SLR - October 2014 - Erin Younce
Posterior Malleolus Fracture
Reference: Irwin, TA, Lien JL, Kadakia AR. Posterior Malleolus Fracture. Journal of American Academy Orthopedic Surgery 21:32-40; 2013.
Scientific Literature Review
Reviewed By: Erin Younce, DPM
Residency Program: St. Vincent Charity Medical Center
Podiatric Relevance: In dealing with ankle fractures, the presence of a posterior malleolus fracture negatively affects prognosis. The integrity and ligamentous attachment is important for load transfer, posterior talar stability, and rotary ankle stability. There is variation among surgeons regarding the decision for fixation of this fragment. This article’s purpose is to review current literature on the topic for the consideration of both orthopedists and podiatrists alike.
Methods: Anatomy, biomechanics, and clinical decision making is reviewed. Posterior malleolus fractures occur in 7-44 percent of all ankle fractures, most in the setting of rotational ankle fractures. Harris’ cadaver study demonstrated that the PITFL provides 42 percent of syndesmotic stability. Macko’s and Hartford’s cadaveric studies demonstrated that at 33 percent fragment size, only 87 percent contact area remained. Fitzpatrick showed that with a simulated posterior malleolus fracture, the location of contact stress redistributes anteromedially during dynamic range of motion. Raasch concluded that the fibula and the AITFL are the primary restraint to posterior translation of the talus because posterior subluxation of the talus in simulated fractures involving >30 percent of the posterior malleolus occurred only after disruption of the fibula and AITFL.

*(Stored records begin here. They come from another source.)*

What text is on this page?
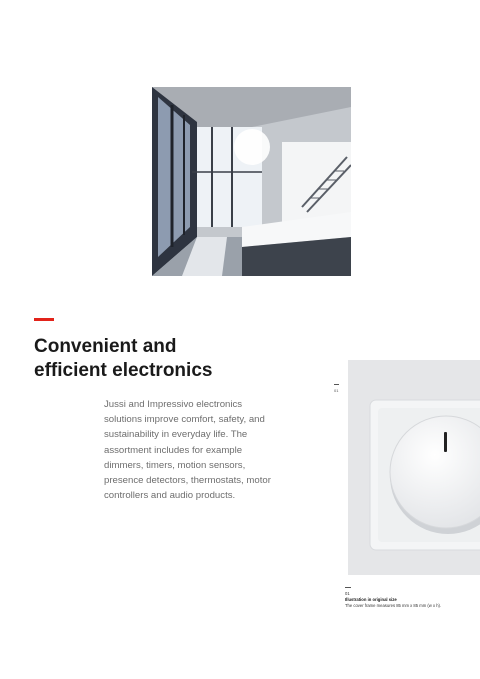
Convenient and
efficient electronics

Jussi and Impressivo electronics solutions improve comfort, safety, and sustainability in everyday life. The assortment includes for example dimmers, timers, motion sensors, presence detectors, thermostats, motor controllers and audio products.

01
01
Illustration in original size
The cover frame measures 85 mm x 85 mm (w x h).
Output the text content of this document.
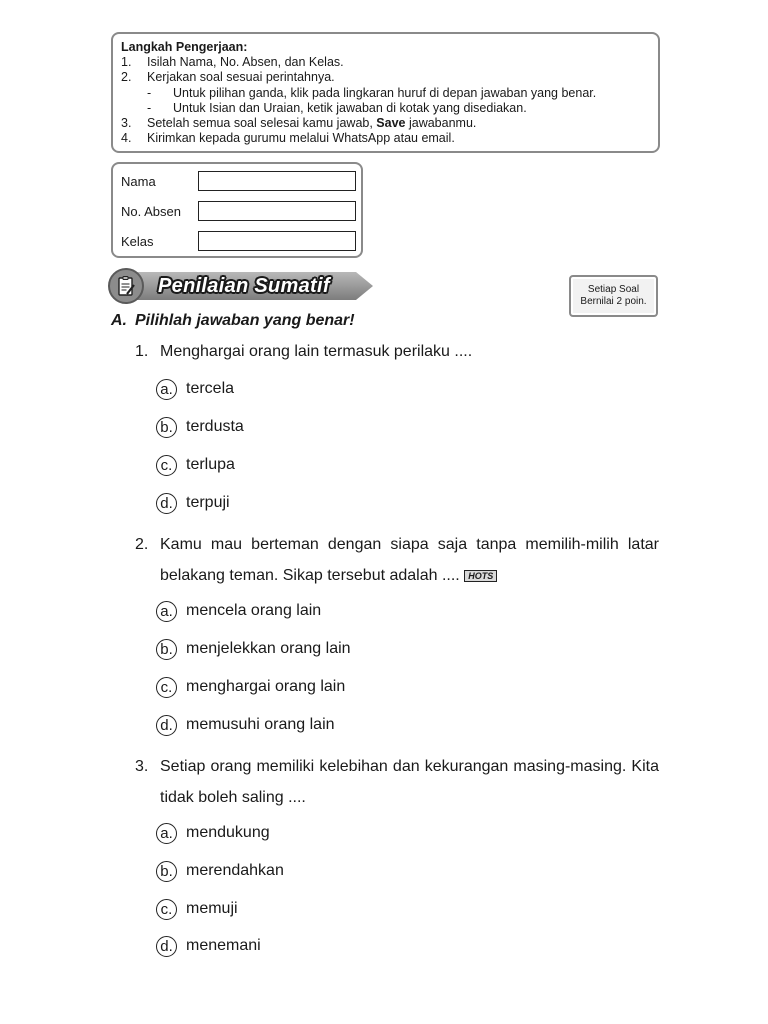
Langkah Pengerjaan:
1.	Isilah Nama, No. Absen, dan Kelas.
2.	Kerjakan soal sesuai perintahnya.
-	Untuk pilihan ganda, klik pada lingkaran huruf di depan jawaban yang benar.
-	Untuk Isian dan Uraian, ketik jawaban di kotak yang disediakan.
3.	Setelah semua soal selesai kamu jawab, Save jawabanmu.
4.	Kirimkan kepada gurumu melalui WhatsApp atau email.
Nama
No. Absen
Kelas
Penilaian Sumatif	Setiap Soal
Bernilai 2 poin.
A. Pilihlah jawaban yang benar!
1. Menghargai orang lain termasuk perilaku ....
a. tercela
b. terdusta
c. terlupa
d. terpuji
2. Kamu mau berteman dengan siapa saja tanpa memilih-milih latar belakang teman. Sikap tersebut adalah .... HOTS
a. mencela orang lain
b. menjelekkan orang lain
c. menghargai orang lain
d. memusuhi orang lain
3. Setiap orang memiliki kelebihan dan kekurangan masing-masing. Kita tidak boleh saling ....
a. mendukung
b. merendahkan
c. memuji
d. menemani
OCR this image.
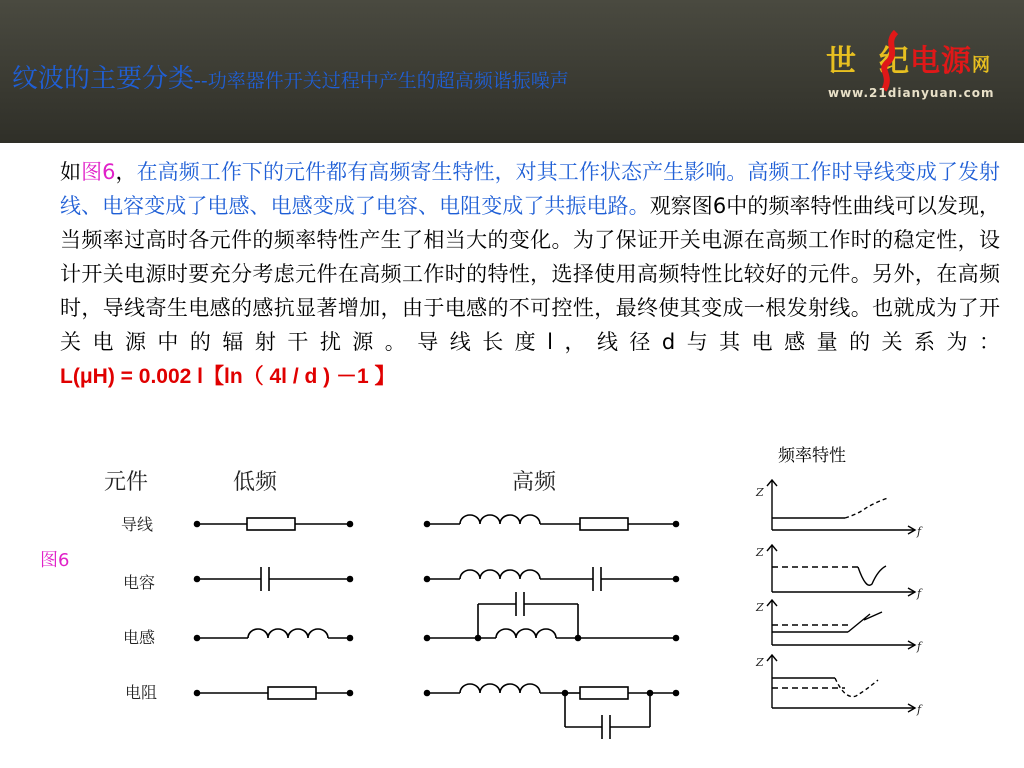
纹波的主要分类--功率器件开关过程中产生的超高频谐振噪声
世 纪电源网
www.21dianyuan.com
如图6，在高频工作下的元件都有高频寄生特性，对其工作状态产生影响。高频工作时导线变成了发射线、电容变成了电感、电感变成了电容、电阻变成了共振电路。观察图6中的频率特性曲线可以发现，当频率过高时各元件的频率特性产生了相当大的变化。为了保证开关电源在高频工作时的稳定性，设计开关电源时要充分考虑元件在高频工作时的特性，选择使用高频特性比较好的元件。另外，在高频时，导线寄生电感的感抗显著增加，由于电感的不可控性，最终使其变成一根发射线。也就成为了开关电源中的辐射干扰源。导线长度l，线径d与其电感量的关系为：L(μH) = 0.002 l【ln（ 4l / d ) －1 】
图6
频率特性
元件	低频	高频
导线
电容
电感
电阻
Z
f
Z
f
Z
f
Z
f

Results: Various literature regarding fixation of the posterior malleolar fragment is reviewed, however, is limited by the lack of standardization in examining functional outcomes, relatively small patient populations, and varied treatment protocols by the investigators. It is generally understood that with anatomic reduction of the lateral malleolus fracture, the posterior malleolus is often reduced via ligamentotaxis of the PITFL and if there is residual displacement of the posterior fragment, it should be corrected; however, no consensus exists regarding the minimal size of a posterior malleolus fracture fragment requiring fixation regardless of displacement. Several authors recommend surgical fixation of posterior malleolus fractures involving >25 percent of the articular surface; in contrast, high-level data in the literature are insufficient to support the use of this number as a threshold. Langenhuijsen concluded that joint congruity should be achieved for all posterior malleolus fractures involving > or equal to 10 percent of the articular surface with or without internal fixation; fixation was reserved for fragments > or equal to 10 percent of the articular surface. Jaskulka noted that even small posterior tibial rim fractures may be assosicated with poorer prognosis; significantly better long-term results in posterior fragments involving >5 percent of the articular surface treated surgically compared with those treated nonsurgically. Heim recommended surgical fixation of all posterior malleolar fragments except posterior lip avulsions. Gardner demonstrated that posterior malleolus fixation restored 70 percent of syndesmotic stiffness compared with 40 percent with syndesmotic screw fixation. Miller found that posterior malleolar reconstruction more accurately restored the syndesmotic articulation than did syndesmotic screw fixation. No study to date has been performed comparing surgical fixation of the posterior malleolus to the use of syndesmotic screws alone
Conclusions: The author does not follow a strict size threshold for management of the posterior fragment, in general. In the case of any significant displacement, regardless of fragment size, the author treats the posterior malleolus fracture with open reduction and internal fixation through a posterior lateral approach with the patient in the prone position. The postoperative course involves six weeks of nonweightbearing, followed by three-six weeks of weightbearing in boot immobilization. In the author’s experience, syndesmotic screws are rarely required when the posterior malleolus is fixed primarily; however thorough evaluation of the integrity of the anterior tibiofibular joint should be performed this including CT scan. Posterior lip avulsion fractures, as well as small, completely nondisplaced posterior fragments are usually managed conservatively.